Eingängig schildern Tenbruck und Niesing den SPD-Politikerinnen und –politikern, zu denen auch die Kreisvorsitzende Andrea Kötter, die SPD-Kreisfraktionsvorsitzende Karin Stief-Kreihe und Ortsvereinsvorsitzender Johannes Hessel gehören, wie sehr nach wie vor das Leben mit psychischen Einschränkungen der Unterstützung bedarf. Auch wenn man wenig Öffentlichkeitsarbeit betreibe, sei die Nachfrage der Klientinnen und Klienten recht groß. Wer nur über ein geringes Einkommen verfügt, kann bei dem zuständigen Landkreis einen Eingliederungshilfeantrag stellen. Danach werde dann der Anspruch auf die Fachleistungsstunden ermittelt.
Mit dem Kostenanerkenntnis beginnt das Betreuungsverhältnis, welches im Gegensatz zur rechtlichen Betreuung zu jeder Zeit als freiwilliges Angebot betrachtet werden kann. Der Verein Lotse unterhält im gesamten Emsland mehrere Häuser mit Wohngemeinschaften. Gerade diese Wohnformen seien es, die es den Betroffenen erleichterten, ihren Lebensalltag zu bewältigen: Zu wissen, dass man nicht alleine wohne, verschaffe den Betroffenen häufig Sicherheit bei der Alltagsbewältigung. Jedoch sei es schwierig, für die Klienten des Lotse e.V. Wohnungen zu finden. Oft stünden ihnen Vermieter oder Nachbarn skeptisch gegenüber, so Tenbruck. Darüber hinaus gibt es auch noch stationäre Wohnheimplätze für Menschen mit einem höheren Betreuungsaufwand.

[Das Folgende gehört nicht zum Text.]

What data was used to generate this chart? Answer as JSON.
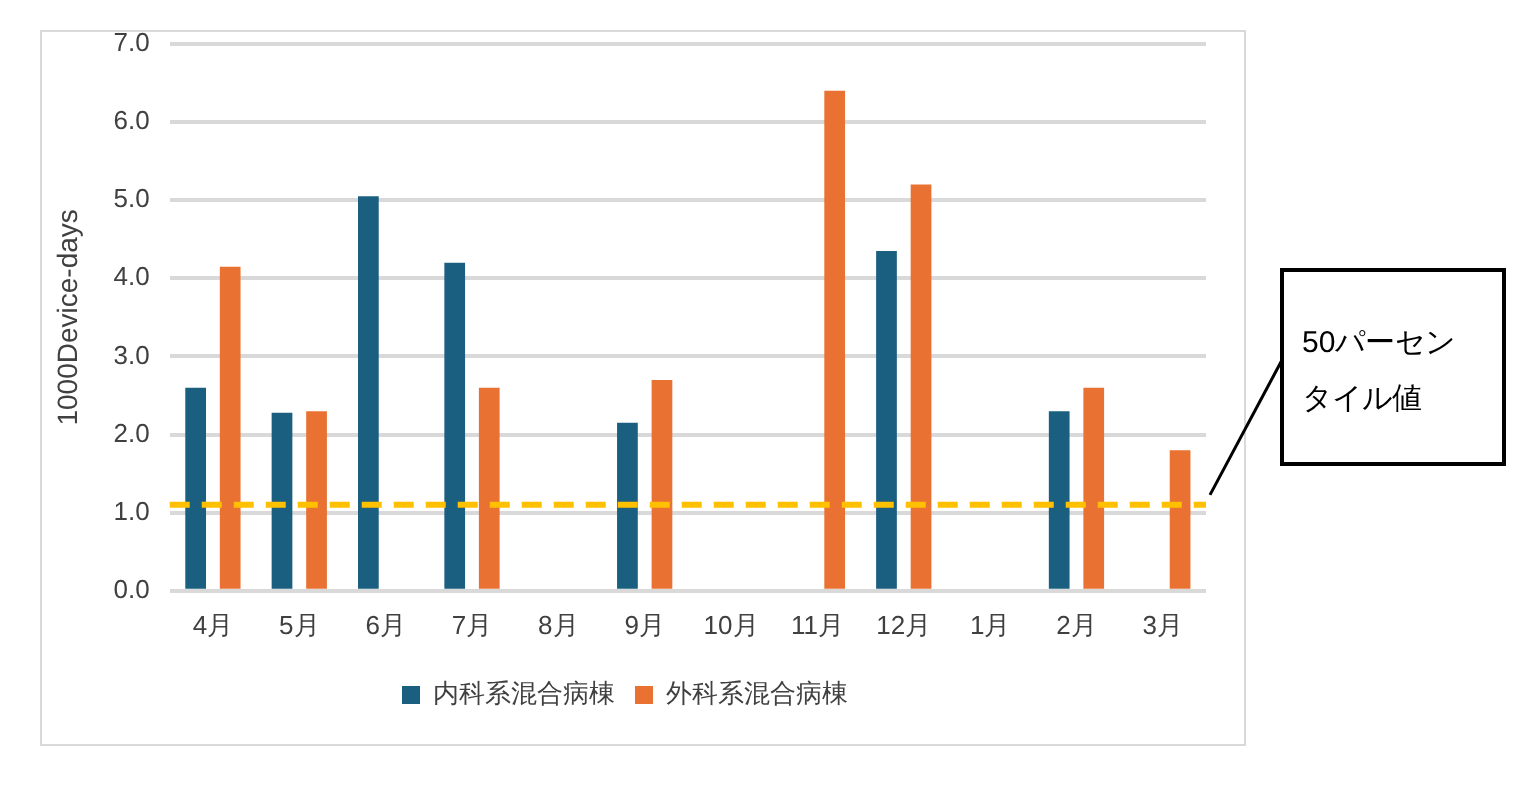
{
  "chart_data": {
    "type": "bar",
    "ylabel": "1000Device-days",
    "categories": [
      "4月",
      "5月",
      "6月",
      "7月",
      "8月",
      "9月",
      "10月",
      "11月",
      "12月",
      "1月",
      "2月",
      "3月"
    ],
    "series": [
      {
        "name": "内科系混合病棟",
        "color": "#1a5f7f",
        "values": [
          2.6,
          2.28,
          5.05,
          4.2,
          null,
          2.15,
          null,
          null,
          4.35,
          null,
          2.3,
          null
        ]
      },
      {
        "name": "外科系混合病棟",
        "color": "#e97132",
        "values": [
          4.15,
          2.3,
          null,
          2.6,
          null,
          2.7,
          null,
          6.4,
          5.2,
          null,
          2.6,
          1.8
        ]
      }
    ],
    "ylim": [
      0,
      7
    ],
    "yticks": [
      {
        "value": 0,
        "label": "0.0"
      },
      {
        "value": 1,
        "label": "1.0"
      },
      {
        "value": 2,
        "label": "2.0"
      },
      {
        "value": 3,
        "label": "3.0"
      },
      {
        "value": 4,
        "label": "4.0"
      },
      {
        "value": 5,
        "label": "5.0"
      },
      {
        "value": 6,
        "label": "6.0"
      },
      {
        "value": 7,
        "label": "7.0"
      }
    ],
    "grid": "y",
    "legend": "bottom",
    "ref_lines": [
      {
        "axis": "y",
        "value": 1.1,
        "label": "50パーセンタイル値",
        "color": "#ffc000",
        "line_style": "dashed"
      }
    ]
  }
}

In Lingen, Meppen und Papenburg unterhält der Verein weiterhin jeweils eine Begegnungsstätte die sowohl von erkrankten als auch von gesunden Menschen besucht werden kann. Dort gibt es auch tägliche Freizeitangebote für die Klienten; zwar werde dieser Bereich nicht von den Fachleistungsstunden abgedeckt, dennoch sieht der Verein hier eine große Bedeutung, etwa für die Inklusion der Betroffenen: Immer noch gebe es viele Vorurteile und das Tabu, über psychische Erkrankungen zu sprechen. Häufig schämten sich die Familienangehörigen und quälten sich mit eigenen Schuldgefühlen. „Damit die Inklusion von Menschen mit psychischen Einschränkungen nicht scheitert, bedarf es einer großen Offenheit für das Thema. In diesem Sinne brauchen wir einen Tabubruch und einen entscheidenden kulturellen Wandel“, ist Dr. De Ridder überzeugt. Dies bestätigt auch Klaus Tenbruck: „Die Inklusion der Klienten darf nicht an den Vorurteilen und Ängsten der Gesunden scheitern.“
Auf Nachfrage De Ridders bestätigte Tenbruck, dass nur wenige Klienten eine Chance auf dem ersten Arbeitsmarkt hätten. Wenn man dies ändern wollte, sei jedoch eine umfangreiche Umstrukturierung der Arbeitswelt vonnöten, denn bei der betrieblichen Arbeit müsste eigentlich oftmals auch eine pädagogische Fachkraft zur Verfügung stehen. Weiterhin könne man von Menschen mit psychischen Beeinträchtigungen nicht die gleichen Leistungen wie von gesunden Menschen erwarten. Hinzu kämen Fehlzeitenphasen durch die Erkrankung. Dass dieser Aufwand bei den Betrieben häufig gescheut werde, sei aus ökonomischen Gründen nachvollziehbar. Die Konsequenz sei dann aber, dass man sich von der Idee verabschieden müsse, dass die Klienten dauerhaft auf dem ersten Arbeitsmarkt integriert werden könnten.